Romy, I get your point that it seems like the best and most likely application of your evaluation ideas would be exactly the “high-end” designers and manufacturers we are met to disparage. And this should be particularly true in the case of the Continuum, where, apparently, plenty of time, money and expertise are combined, supposedly just for the purpose of constructing a viable world-beater of a turntable. While I admit that the arm/’table combination is probably the most difficult part of the hi-fi chain to get right, the Continuum endeavor has all the “right stuff”, in rote terms, as near as I can tell. There should be nothing stopping these people from doing exactly as you suggest, trying the “best” of the competition and fining their data through listening trials to arrive at a turntable that does its job as well as can be. It is frustrating indeed that any ostensibly-well-organized endeavor such as this would route itself instead through the constricted anus of “The Marketplace” to deliver yet another genuine gold plated turd.
For all I know this TT is excellent; but there are a number of telltale signs that it is just another “big” TT that in terms of performance lands squarely amongst its overwrought, high-priced brethren.

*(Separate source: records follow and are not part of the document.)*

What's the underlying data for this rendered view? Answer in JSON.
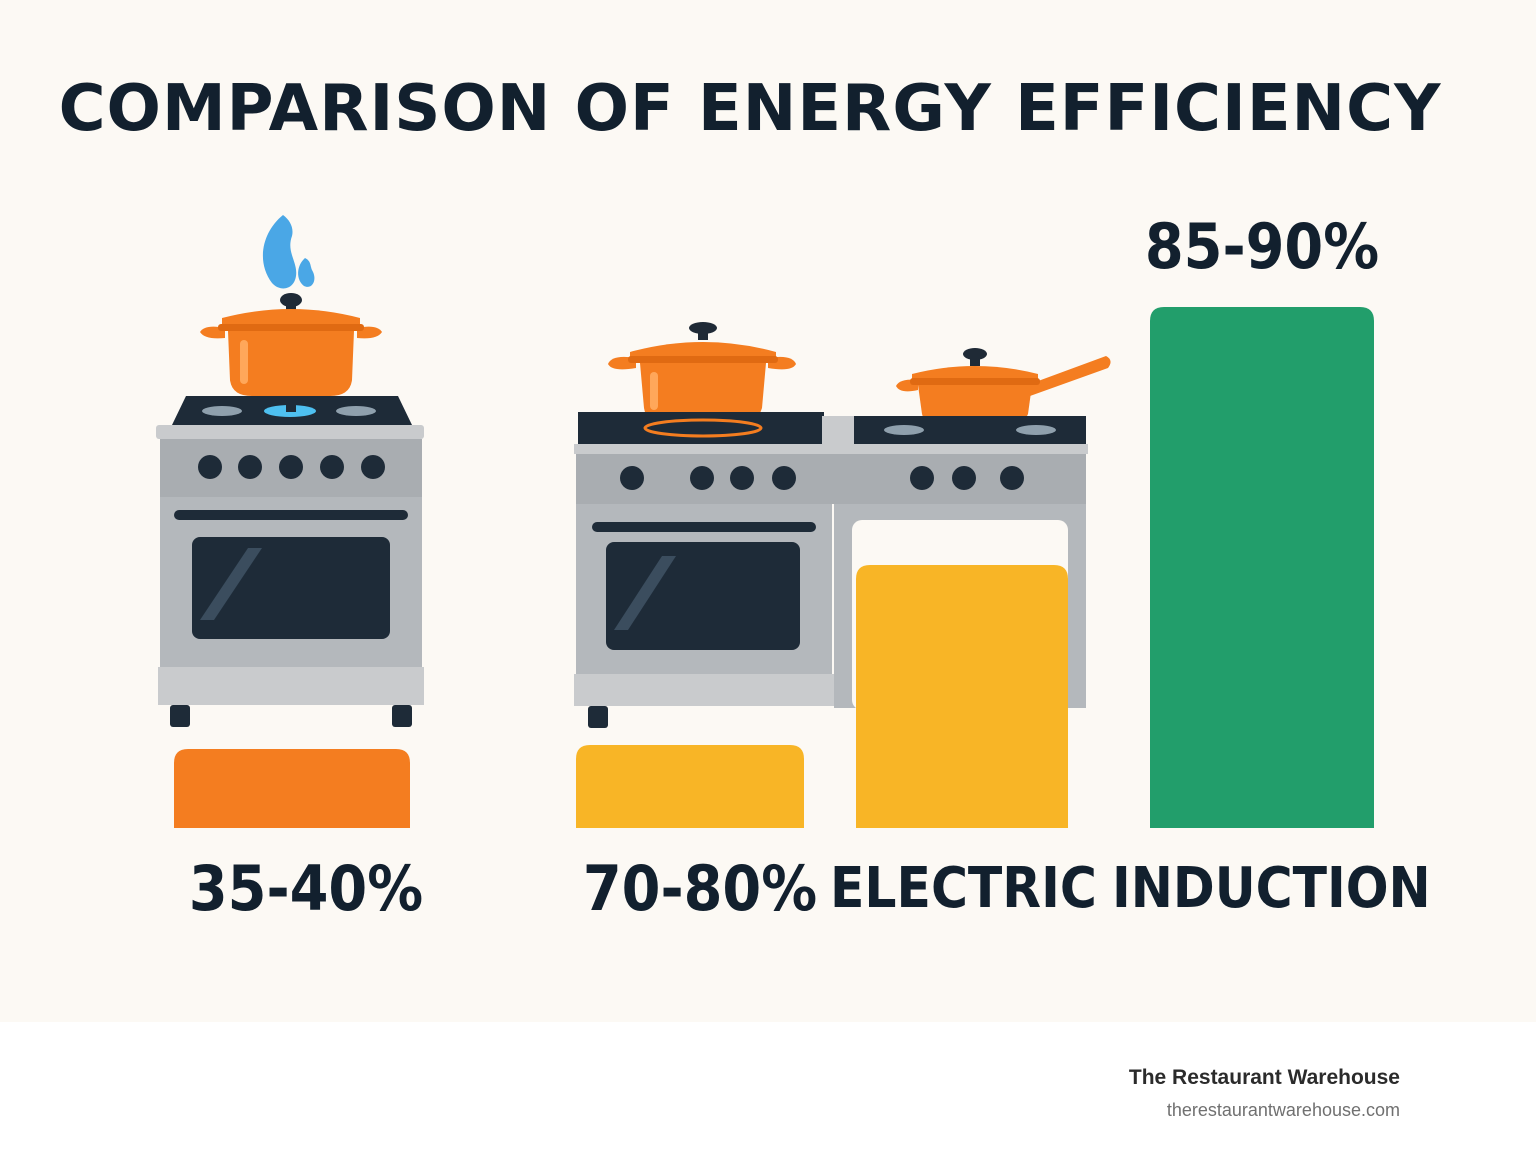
{
  "title": "COMPARISON OF ENERGY EFFICIENCY",
  "brand": {
    "name": "The Restaurant Warehouse",
    "url": "therestaurantwarehouse.com"
  },
  "colors": {
    "gas": "#f47d20",
    "electric": "#f8b526",
    "induction": "#229e6b",
    "text": "#12202e",
    "background": "#fcf9f4"
  },
  "icons": [
    "gas-stove-icon",
    "double-range-icon",
    "cooking-pot-icon",
    "saucepan-icon",
    "flame-icon"
  ],
  "chart_data": {
    "type": "bar",
    "title": "COMPARISON OF ENERGY EFFICIENCY",
    "categories": [
      "",
      "",
      "ELECTRIC",
      "INDUCTION"
    ],
    "value_labels": [
      "35-40%",
      "70-80%",
      "",
      "85-90%"
    ],
    "values": [
      {
        "low": 35,
        "high": 40
      },
      {
        "low": 70,
        "high": 80
      },
      null,
      {
        "low": 85,
        "high": 90
      }
    ],
    "ylabel": "",
    "xlabel": "",
    "grid": false,
    "legend": "none"
  }
}
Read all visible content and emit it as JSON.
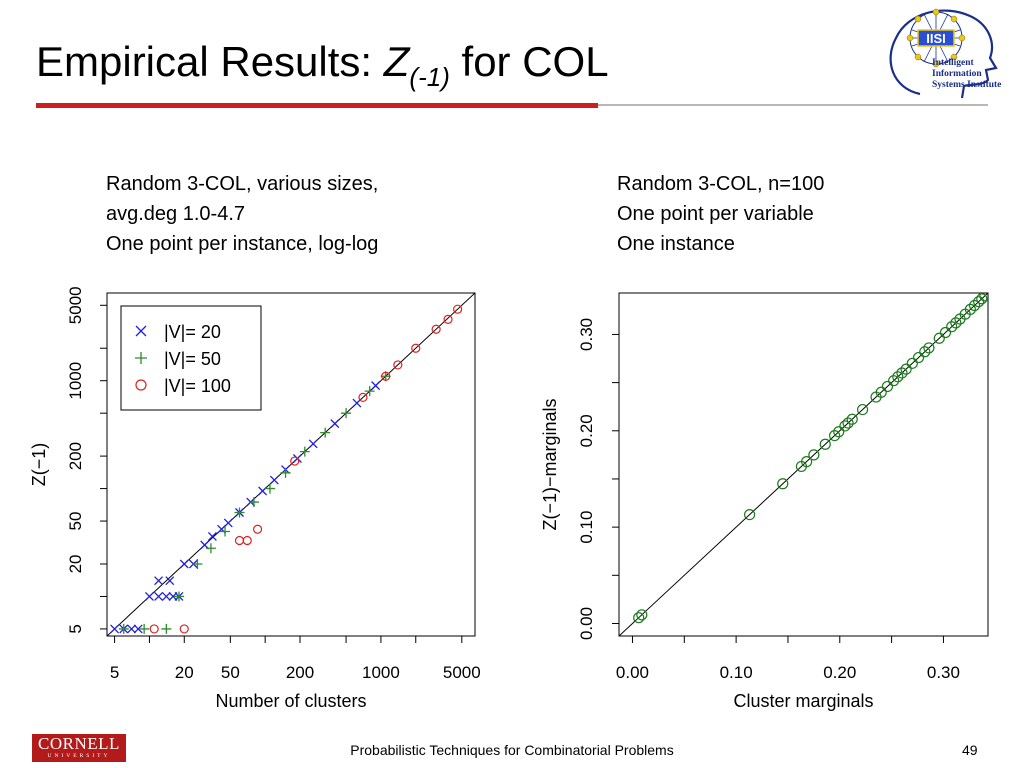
{
  "slide": {
    "title_prefix": "Empirical Results: ",
    "title_z": "Z",
    "title_sub": "(-1)",
    "title_suffix": " for COL",
    "logo_text_line1": "Intelligent Information",
    "logo_text_line2": "Systems Institute",
    "logo_mark": "IISI",
    "footer": "Probabilistic Techniques for Combinatorial Problems",
    "page_number": "49",
    "cornell_name": "CORNELL",
    "cornell_univ": "UNIVERSITY",
    "accent_color": "#cc1f1f"
  },
  "captions": {
    "left": [
      "Random 3-COL, various sizes,",
      "avg.deg 1.0-4.7",
      "One point per instance, log-log"
    ],
    "right": [
      "Random 3-COL, n=100",
      "One point per variable",
      "One instance"
    ]
  },
  "chart_data": [
    {
      "type": "scatter",
      "title": "",
      "xlabel": "Number of clusters",
      "ylabel": "Z(−1)",
      "scale": "log-log",
      "xlim": [
        4.3,
        6500
      ],
      "ylim": [
        4.3,
        6500
      ],
      "x_ticks": [
        5,
        20,
        50,
        200,
        1000,
        5000
      ],
      "y_ticks": [
        5,
        20,
        50,
        200,
        1000,
        5000
      ],
      "diagonal": true,
      "grid": false,
      "legend_position": "top-left",
      "series": [
        {
          "name": "|V|= 20",
          "marker": "x",
          "color": "#1f1fdd",
          "points": [
            [
              5,
              5
            ],
            [
              6,
              5
            ],
            [
              7,
              5
            ],
            [
              8,
              5
            ],
            [
              10,
              10
            ],
            [
              12,
              10
            ],
            [
              14,
              10
            ],
            [
              16,
              10
            ],
            [
              18,
              10
            ],
            [
              12,
              14
            ],
            [
              15,
              14
            ],
            [
              20,
              20
            ],
            [
              24,
              20
            ],
            [
              30,
              30
            ],
            [
              35,
              36
            ],
            [
              42,
              42
            ],
            [
              48,
              48
            ],
            [
              60,
              60
            ],
            [
              75,
              75
            ],
            [
              95,
              95
            ],
            [
              120,
              120
            ],
            [
              150,
              150
            ],
            [
              190,
              190
            ],
            [
              260,
              260
            ],
            [
              400,
              400
            ],
            [
              620,
              620
            ],
            [
              900,
              900
            ]
          ]
        },
        {
          "name": "|V|= 50",
          "marker": "+",
          "color": "#2d8c2d",
          "points": [
            [
              6,
              5
            ],
            [
              9,
              5
            ],
            [
              14,
              5
            ],
            [
              18,
              10
            ],
            [
              26,
              20
            ],
            [
              34,
              28
            ],
            [
              45,
              40
            ],
            [
              60,
              60
            ],
            [
              80,
              75
            ],
            [
              110,
              100
            ],
            [
              150,
              140
            ],
            [
              220,
              220
            ],
            [
              330,
              330
            ],
            [
              500,
              500
            ],
            [
              800,
              800
            ],
            [
              1100,
              1100
            ]
          ]
        },
        {
          "name": "|V|= 100",
          "marker": "o",
          "color": "#e02020",
          "points": [
            [
              11,
              5
            ],
            [
              20,
              5
            ],
            [
              60,
              33
            ],
            [
              70,
              33
            ],
            [
              86,
              42
            ],
            [
              180,
              180
            ],
            [
              700,
              700
            ],
            [
              1100,
              1100
            ],
            [
              1400,
              1400
            ],
            [
              2000,
              2000
            ],
            [
              3000,
              3000
            ],
            [
              3800,
              3700
            ],
            [
              4600,
              4600
            ]
          ]
        }
      ]
    },
    {
      "type": "scatter",
      "title": "",
      "xlabel": "Cluster marginals",
      "ylabel": "Z(−1)−marginals",
      "xlim": [
        -0.013,
        0.343
      ],
      "ylim": [
        -0.013,
        0.343
      ],
      "x_ticks": [
        0.0,
        0.1,
        0.2,
        0.3
      ],
      "x_tick_labels": [
        "0.00",
        "0.10",
        "0.20",
        "0.30"
      ],
      "y_ticks": [
        0.0,
        0.1,
        0.2,
        0.3
      ],
      "y_tick_labels": [
        "0.00",
        "0.10",
        "0.20",
        "0.30"
      ],
      "diagonal": true,
      "grid": false,
      "series": [
        {
          "name": "",
          "marker": "o",
          "color": "#1e7a1e",
          "points": [
            [
              0.006,
              0.006
            ],
            [
              0.009,
              0.009
            ],
            [
              0.113,
              0.113
            ],
            [
              0.145,
              0.145
            ],
            [
              0.163,
              0.163
            ],
            [
              0.168,
              0.168
            ],
            [
              0.175,
              0.175
            ],
            [
              0.186,
              0.186
            ],
            [
              0.195,
              0.195
            ],
            [
              0.199,
              0.199
            ],
            [
              0.205,
              0.205
            ],
            [
              0.208,
              0.208
            ],
            [
              0.212,
              0.212
            ],
            [
              0.222,
              0.222
            ],
            [
              0.235,
              0.235
            ],
            [
              0.24,
              0.24
            ],
            [
              0.246,
              0.246
            ],
            [
              0.252,
              0.252
            ],
            [
              0.256,
              0.256
            ],
            [
              0.26,
              0.26
            ],
            [
              0.264,
              0.264
            ],
            [
              0.27,
              0.27
            ],
            [
              0.276,
              0.276
            ],
            [
              0.282,
              0.282
            ],
            [
              0.286,
              0.286
            ],
            [
              0.296,
              0.296
            ],
            [
              0.302,
              0.302
            ],
            [
              0.308,
              0.308
            ],
            [
              0.312,
              0.312
            ],
            [
              0.316,
              0.316
            ],
            [
              0.321,
              0.321
            ],
            [
              0.326,
              0.326
            ],
            [
              0.33,
              0.33
            ],
            [
              0.334,
              0.334
            ],
            [
              0.337,
              0.337
            ],
            [
              0.34,
              0.34
            ]
          ]
        }
      ]
    }
  ]
}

I admit that I am predisposed to suspect the worst since I have never heard especially good sound emanating from one of these behemoths – at least not for long, and so I have never seriously pursued one even though I have thought in terms of solving some of the problems these big TTs purport to address.
For one thing, I agree with mass for TTs - to a point - when, according to my observations, it becomes unnecessary or even undesirable, for simple, practical reasons, not least because spinning an 80 lb platter requires less-than-stellar-sounding motive force. And likewise with the air bearings, which so far have done better on paper than in the field. In all cases, apply Ockham’s Razor to any fat in the design.
Also, I have to say I am no less suspicious of that tonearm, which appears poised and ready to strike from its pivot like the serpent from which it derives its name. All that mass rearing up over the stylus looks like trouble to me.
Call it an educated guess at best, but the Continuum *looks* to me like a triumph of industrial design, manufacturing method and marketing over purpose-driven evolution.
A costly product such as this definitely needs a “Launch” to “succeed”, so it is no accident that such products always come in through the Grandiloquent Front Door to fanfare and enshrinement by invested parties posing as critics.
God help me, but with that much riding on the financial success of the venture I might well do the same.